まずは「言い切る」、それはつまり「断定」を意味する。

「○○は××です!」
「この場面はこうした方がいいです!」

言い切ることによるメリットはそこに説得力が生まれる。そして自信を感じさせる。ハッキリと伝えることで相手に安心感をもたらすことだってある。

例えば、

「私たちに任せてください!」

と言うのと、

「任せてもらえたら嬉しいです!」

だと前者の方がなんか任せたくなる説得力がある。「そこまで自信あるなら」「そこまで言い切ってくれるなら」って。

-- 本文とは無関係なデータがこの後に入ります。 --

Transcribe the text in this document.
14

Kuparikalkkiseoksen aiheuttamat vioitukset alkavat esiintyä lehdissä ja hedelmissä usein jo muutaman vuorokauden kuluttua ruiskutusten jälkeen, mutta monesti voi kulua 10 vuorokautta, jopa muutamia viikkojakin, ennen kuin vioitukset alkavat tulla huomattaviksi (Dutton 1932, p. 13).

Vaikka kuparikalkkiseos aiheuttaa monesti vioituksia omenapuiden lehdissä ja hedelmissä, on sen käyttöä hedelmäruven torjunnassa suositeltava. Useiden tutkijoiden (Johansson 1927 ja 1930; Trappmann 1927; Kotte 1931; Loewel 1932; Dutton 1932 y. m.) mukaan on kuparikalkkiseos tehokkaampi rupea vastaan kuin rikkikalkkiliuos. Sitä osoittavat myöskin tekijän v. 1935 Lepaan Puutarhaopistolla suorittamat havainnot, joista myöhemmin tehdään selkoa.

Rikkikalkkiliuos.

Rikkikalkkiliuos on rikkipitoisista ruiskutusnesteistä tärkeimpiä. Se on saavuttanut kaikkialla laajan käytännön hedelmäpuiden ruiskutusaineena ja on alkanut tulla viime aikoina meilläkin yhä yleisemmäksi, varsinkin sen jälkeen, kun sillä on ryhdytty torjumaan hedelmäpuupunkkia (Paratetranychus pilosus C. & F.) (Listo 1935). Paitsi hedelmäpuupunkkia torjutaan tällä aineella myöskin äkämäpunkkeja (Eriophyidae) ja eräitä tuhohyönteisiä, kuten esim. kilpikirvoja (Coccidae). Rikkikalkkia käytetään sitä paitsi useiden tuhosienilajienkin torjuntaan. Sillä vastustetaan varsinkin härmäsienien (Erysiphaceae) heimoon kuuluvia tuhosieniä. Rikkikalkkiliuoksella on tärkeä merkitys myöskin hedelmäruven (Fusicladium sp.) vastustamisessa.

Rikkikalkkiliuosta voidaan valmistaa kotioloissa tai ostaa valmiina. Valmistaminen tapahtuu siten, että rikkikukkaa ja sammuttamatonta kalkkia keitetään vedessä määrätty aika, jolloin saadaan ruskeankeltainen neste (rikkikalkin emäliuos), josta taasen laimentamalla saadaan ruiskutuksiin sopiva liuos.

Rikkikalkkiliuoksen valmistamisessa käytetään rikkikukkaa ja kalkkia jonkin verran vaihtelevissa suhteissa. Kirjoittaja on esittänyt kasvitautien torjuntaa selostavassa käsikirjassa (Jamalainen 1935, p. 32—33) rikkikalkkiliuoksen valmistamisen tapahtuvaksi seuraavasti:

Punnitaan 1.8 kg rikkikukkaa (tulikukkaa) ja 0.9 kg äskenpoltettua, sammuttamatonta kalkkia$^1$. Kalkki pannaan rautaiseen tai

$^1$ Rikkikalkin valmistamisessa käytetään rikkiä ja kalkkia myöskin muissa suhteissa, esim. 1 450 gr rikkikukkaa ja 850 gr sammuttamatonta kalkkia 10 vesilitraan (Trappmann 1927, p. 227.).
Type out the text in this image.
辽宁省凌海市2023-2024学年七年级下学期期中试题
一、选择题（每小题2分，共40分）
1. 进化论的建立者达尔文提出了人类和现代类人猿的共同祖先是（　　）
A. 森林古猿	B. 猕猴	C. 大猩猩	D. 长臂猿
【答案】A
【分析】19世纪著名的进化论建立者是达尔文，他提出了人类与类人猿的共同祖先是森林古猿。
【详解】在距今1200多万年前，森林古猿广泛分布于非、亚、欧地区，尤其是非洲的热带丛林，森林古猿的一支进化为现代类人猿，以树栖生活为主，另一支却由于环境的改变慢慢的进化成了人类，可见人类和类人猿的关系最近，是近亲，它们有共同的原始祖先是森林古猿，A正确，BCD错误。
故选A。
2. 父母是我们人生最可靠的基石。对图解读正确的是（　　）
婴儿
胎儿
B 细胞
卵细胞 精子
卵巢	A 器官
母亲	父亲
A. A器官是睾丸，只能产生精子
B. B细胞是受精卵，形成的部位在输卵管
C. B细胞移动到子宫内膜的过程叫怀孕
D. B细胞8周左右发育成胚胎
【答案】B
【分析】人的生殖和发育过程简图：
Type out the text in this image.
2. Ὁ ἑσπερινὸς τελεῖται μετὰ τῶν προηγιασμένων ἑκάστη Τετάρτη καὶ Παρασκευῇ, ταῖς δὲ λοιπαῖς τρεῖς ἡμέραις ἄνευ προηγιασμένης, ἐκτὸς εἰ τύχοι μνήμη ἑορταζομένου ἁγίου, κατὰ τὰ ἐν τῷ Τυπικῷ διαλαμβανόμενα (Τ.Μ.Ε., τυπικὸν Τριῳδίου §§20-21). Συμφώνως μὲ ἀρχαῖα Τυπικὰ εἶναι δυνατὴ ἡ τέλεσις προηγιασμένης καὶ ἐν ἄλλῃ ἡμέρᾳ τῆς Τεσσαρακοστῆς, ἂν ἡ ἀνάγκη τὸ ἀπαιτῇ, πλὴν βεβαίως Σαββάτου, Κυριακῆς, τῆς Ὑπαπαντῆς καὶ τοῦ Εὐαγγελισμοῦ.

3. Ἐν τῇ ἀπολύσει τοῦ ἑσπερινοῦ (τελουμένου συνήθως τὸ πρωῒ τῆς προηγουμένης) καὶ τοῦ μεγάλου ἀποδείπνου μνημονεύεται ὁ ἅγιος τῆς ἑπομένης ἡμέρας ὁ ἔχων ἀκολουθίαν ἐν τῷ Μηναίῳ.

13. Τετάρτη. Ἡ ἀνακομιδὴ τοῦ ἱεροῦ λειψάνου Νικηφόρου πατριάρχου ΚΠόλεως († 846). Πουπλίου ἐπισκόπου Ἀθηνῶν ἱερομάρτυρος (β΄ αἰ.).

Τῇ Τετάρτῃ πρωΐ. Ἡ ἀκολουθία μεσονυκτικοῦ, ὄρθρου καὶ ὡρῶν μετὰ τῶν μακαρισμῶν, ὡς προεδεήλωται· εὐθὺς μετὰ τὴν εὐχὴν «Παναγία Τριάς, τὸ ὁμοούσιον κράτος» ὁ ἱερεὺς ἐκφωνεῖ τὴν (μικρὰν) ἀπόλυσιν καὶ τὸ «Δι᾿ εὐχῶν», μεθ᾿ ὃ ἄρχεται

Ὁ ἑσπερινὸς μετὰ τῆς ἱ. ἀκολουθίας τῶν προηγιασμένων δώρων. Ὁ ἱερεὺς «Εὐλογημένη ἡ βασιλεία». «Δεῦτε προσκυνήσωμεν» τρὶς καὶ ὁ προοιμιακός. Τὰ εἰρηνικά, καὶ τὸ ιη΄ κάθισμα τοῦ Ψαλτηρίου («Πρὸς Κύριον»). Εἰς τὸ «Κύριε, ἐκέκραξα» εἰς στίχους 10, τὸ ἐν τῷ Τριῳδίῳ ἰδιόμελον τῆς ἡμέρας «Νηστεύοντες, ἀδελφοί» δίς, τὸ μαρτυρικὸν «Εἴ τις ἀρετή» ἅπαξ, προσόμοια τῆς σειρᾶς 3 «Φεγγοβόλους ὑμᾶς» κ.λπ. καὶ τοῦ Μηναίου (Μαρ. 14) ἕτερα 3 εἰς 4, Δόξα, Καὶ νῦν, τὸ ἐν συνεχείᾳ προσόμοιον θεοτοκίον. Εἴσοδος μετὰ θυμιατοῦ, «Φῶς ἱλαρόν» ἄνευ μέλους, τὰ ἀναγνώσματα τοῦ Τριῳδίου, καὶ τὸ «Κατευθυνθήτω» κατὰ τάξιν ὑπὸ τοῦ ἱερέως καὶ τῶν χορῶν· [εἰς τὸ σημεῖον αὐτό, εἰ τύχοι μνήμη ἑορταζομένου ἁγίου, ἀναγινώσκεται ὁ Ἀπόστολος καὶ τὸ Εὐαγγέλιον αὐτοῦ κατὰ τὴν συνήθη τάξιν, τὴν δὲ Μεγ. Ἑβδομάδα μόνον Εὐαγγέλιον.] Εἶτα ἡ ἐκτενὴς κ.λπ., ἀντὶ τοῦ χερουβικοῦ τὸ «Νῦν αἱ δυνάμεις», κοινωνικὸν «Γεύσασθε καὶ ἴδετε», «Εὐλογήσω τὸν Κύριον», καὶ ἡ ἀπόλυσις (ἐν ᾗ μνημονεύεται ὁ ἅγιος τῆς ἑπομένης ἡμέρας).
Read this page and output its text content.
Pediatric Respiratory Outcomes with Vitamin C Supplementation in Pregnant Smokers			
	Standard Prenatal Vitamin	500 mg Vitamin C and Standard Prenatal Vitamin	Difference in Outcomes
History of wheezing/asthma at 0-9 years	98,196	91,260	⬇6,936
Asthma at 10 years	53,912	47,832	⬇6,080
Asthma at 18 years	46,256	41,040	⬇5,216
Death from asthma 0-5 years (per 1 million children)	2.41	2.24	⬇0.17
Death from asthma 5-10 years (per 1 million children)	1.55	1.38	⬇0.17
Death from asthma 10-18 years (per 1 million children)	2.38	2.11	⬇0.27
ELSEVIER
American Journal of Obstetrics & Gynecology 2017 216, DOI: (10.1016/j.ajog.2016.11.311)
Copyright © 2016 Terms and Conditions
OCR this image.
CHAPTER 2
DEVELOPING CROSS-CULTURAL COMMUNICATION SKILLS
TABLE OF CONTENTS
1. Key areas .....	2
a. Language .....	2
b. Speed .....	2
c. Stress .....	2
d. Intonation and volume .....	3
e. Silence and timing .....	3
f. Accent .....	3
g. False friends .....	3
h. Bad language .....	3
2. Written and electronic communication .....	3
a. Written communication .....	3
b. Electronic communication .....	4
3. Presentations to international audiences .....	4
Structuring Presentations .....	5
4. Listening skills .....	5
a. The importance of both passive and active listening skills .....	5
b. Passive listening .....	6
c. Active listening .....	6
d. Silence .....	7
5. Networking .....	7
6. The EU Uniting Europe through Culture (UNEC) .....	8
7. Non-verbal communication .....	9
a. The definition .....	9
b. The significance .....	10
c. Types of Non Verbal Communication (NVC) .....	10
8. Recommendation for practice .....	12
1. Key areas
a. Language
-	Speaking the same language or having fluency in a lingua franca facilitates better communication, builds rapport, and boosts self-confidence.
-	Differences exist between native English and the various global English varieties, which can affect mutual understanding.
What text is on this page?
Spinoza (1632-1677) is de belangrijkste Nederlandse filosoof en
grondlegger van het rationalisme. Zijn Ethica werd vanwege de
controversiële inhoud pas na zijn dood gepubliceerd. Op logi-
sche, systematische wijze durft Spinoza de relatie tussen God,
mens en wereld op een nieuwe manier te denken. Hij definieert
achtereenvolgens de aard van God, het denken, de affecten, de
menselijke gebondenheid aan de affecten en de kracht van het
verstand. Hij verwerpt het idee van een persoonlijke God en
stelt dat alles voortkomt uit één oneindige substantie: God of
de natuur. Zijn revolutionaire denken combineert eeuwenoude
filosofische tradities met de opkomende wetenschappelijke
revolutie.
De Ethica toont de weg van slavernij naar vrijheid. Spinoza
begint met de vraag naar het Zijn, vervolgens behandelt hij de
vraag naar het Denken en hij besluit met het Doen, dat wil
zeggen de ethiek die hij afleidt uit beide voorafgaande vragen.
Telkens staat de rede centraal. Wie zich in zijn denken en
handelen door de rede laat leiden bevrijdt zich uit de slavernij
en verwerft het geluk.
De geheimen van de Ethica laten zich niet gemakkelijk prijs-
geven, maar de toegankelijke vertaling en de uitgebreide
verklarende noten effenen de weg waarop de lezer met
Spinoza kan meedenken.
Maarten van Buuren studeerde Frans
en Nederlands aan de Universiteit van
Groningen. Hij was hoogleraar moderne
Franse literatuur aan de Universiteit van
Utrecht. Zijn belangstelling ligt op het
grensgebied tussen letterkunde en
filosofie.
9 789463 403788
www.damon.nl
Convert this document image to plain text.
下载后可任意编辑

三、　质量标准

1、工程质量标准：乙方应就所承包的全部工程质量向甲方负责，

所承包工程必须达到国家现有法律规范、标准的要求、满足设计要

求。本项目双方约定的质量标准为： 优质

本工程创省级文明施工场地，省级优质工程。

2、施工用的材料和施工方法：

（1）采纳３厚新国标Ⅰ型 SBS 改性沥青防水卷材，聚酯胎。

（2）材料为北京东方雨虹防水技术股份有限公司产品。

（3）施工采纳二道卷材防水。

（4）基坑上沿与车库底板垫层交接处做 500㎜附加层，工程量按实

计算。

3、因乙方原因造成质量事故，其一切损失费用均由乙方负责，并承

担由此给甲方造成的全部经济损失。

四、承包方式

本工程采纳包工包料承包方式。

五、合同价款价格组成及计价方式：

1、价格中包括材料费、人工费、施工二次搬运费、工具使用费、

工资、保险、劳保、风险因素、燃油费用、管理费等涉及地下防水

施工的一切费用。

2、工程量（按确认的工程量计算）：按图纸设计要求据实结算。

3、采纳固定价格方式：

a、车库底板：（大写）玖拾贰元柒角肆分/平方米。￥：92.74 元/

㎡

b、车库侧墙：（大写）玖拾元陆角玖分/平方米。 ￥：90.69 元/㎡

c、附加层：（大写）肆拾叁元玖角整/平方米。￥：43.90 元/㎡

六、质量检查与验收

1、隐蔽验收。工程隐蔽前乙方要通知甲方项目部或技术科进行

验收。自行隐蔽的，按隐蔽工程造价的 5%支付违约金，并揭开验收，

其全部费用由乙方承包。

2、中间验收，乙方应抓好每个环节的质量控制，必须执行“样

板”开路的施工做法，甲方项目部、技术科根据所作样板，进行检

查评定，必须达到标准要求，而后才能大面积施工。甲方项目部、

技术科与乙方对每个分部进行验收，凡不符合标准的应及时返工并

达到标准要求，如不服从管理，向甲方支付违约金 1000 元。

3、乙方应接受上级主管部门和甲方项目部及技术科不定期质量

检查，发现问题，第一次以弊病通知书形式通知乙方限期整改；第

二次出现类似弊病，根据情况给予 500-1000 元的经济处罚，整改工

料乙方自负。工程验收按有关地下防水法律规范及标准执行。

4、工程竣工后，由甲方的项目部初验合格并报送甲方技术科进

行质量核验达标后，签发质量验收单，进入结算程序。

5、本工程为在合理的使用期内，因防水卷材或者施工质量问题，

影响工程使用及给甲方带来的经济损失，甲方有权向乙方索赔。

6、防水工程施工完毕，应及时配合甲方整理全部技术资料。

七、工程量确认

きっとこの言葉の差って大差はないんだろうけど、でも確実に与える印象に差がある。

じゃあ何でもかんでも「言い切る」のが良いかというとそういうわけでもないと思っていて。言い切ることでその場面は二項対立的な状態になる。それはつまり「言い切る」ことによって解釈の余地がなくなることを意味する。そうすることで、「そう思わない人」を敵に回す

だからこそ場面によって必要なのが「言葉を濁す」、つまりそれは「解釈の余地を与える」ことだと思っている。

「○○は××という考えが1つとしてあります」
「私たちは○○という風に考えます」

みたいな感じ。

言葉を濁すことによって、解釈の余地が生まれ、解釈の余地が生まれることで多様性が認められる。

言い切られると、多数派が力を持ち、少数派が言いくるめられるなんてこともある。例えそんなことがなかったとしても、自ら「私は違う」と声を挙げるのは難しい。

だけど言葉を濁すことで「私はこう思います」と参加しやすくなる。誰しもが声を挙げやすくなる。


改めてそれぞれの利点を取り上げるとすると、

「言い切り」は学びであり、説得力であり、安心感だ。

「言葉を濁す」は参加であり、解釈の余地であり、多様性だ。

どっちの方がいい、というわけじゃなくてどっちもいい。ただ場面によってこっちの方がいいかも、というのがあるだけ。使う場面、使う相手、使う人間等々。

そういった意味でこれも言葉選びの要素の一つとして重要なんだと思う。


だから一つのことを表現するにもあらゆる伝え方を持っておいた方がいいなと思った。見る角度を変えることで、同じ物事でも伝え方はきっと変わってくる。

刺さる人に刺さればいい、という伝え方も確かに大切な視点の一つだが、せっかくなら100人いれば100通りのその人に刺さる伝え方を習得したいし、言い切りと言葉濁しを巧みに使い分けられるような、「言葉の魔術師」になりたいな。